Week of February 10
By Skip Heitzig
I remember when I first made a commitment to follow the Lord that I felt peace and joy. But nobody told me about things like persecution and the ill-favor of man. I got a small lesson once when I witnessed to a guy who asked if I would still feel so loving if he pushed my motorcycle over. (Another time, somebody did far worse than kick it over; they set fire to it and destroyed it.)
Experiences like those showed me that Christianity isn’t easy. It’s a great life, but it has its trials. There are potholes in the road, thorns on the rose bushes. We need to tell people the truth. Jesus did: When a man promised to follow Him wherever He went, Jesus replied, “Foxes have holes and birds of the air have nests, but the Son of Man has nowhere to lay his head” (Matthew 8:20).
Sometimes Christianity is presented as the Gospel of the “hot sale” or the “irresistible deal.” In the 60s and 70s, there was a bandwagon approach, and people jumped on because their friends were doing it. Sometimes it’s still like that.

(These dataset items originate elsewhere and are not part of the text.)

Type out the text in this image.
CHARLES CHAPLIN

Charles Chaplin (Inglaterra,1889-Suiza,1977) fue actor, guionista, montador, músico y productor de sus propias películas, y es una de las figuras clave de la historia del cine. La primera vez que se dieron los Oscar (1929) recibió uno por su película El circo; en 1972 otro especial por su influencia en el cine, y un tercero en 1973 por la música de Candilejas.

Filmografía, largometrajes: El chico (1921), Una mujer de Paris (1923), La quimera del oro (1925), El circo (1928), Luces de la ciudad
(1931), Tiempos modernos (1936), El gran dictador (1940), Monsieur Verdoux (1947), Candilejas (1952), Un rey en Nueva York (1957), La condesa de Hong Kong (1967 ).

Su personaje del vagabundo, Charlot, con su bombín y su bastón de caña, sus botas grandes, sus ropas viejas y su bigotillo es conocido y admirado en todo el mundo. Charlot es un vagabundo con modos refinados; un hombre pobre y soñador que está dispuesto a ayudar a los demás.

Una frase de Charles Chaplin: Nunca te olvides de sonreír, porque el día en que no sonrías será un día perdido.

But the Bible says, “All who desire to live godly in Christ Jesus will suffer persecution” (2 Timothy 3:12). Matthew chapter 10 is all about that. The world doesn’t take kindly to the truth. Sinful people don’t like to be confronted with their sin. As long as you keep the message positive, pat them on the back, and say, “It’s nice to be nice,” that’s OK. When the message of sin, repentance, judgment and hell comes up, some try to soft-peddle it.
We need to share the whole truth and let the chips fall where they may. We should be sensitive. Jesus says in Matthew 10:16, “Behold, I send you out as sheep in the midst of wolves. Therefore be wise as serpents and harmless as doves.” But we should never have a false appeal. In some circles, the false appeal is that when you accept Christ you will have financial prosperity and you’ll be free from any disease—and anything else only shows your lack of faith.
If that were true—and it’s not—you would have people coming to Christ for that reason alone. That’s Jesus as a “free lunch” or a “health insurance plan.” There were people who tried to follow Jesus because of the signs He performed. But He wouldn’t commit Himself to them; He didn’t receive that kind of discipleship (see John 2:23-25).
Trials come to everyone, Christians and non-believers alike. The difference is this: In all things, God will weave it together for your highest good—so that life is not a series of experiences with no meaning, but God will have a plan and a purpose for them. And isn’t that what we all really want?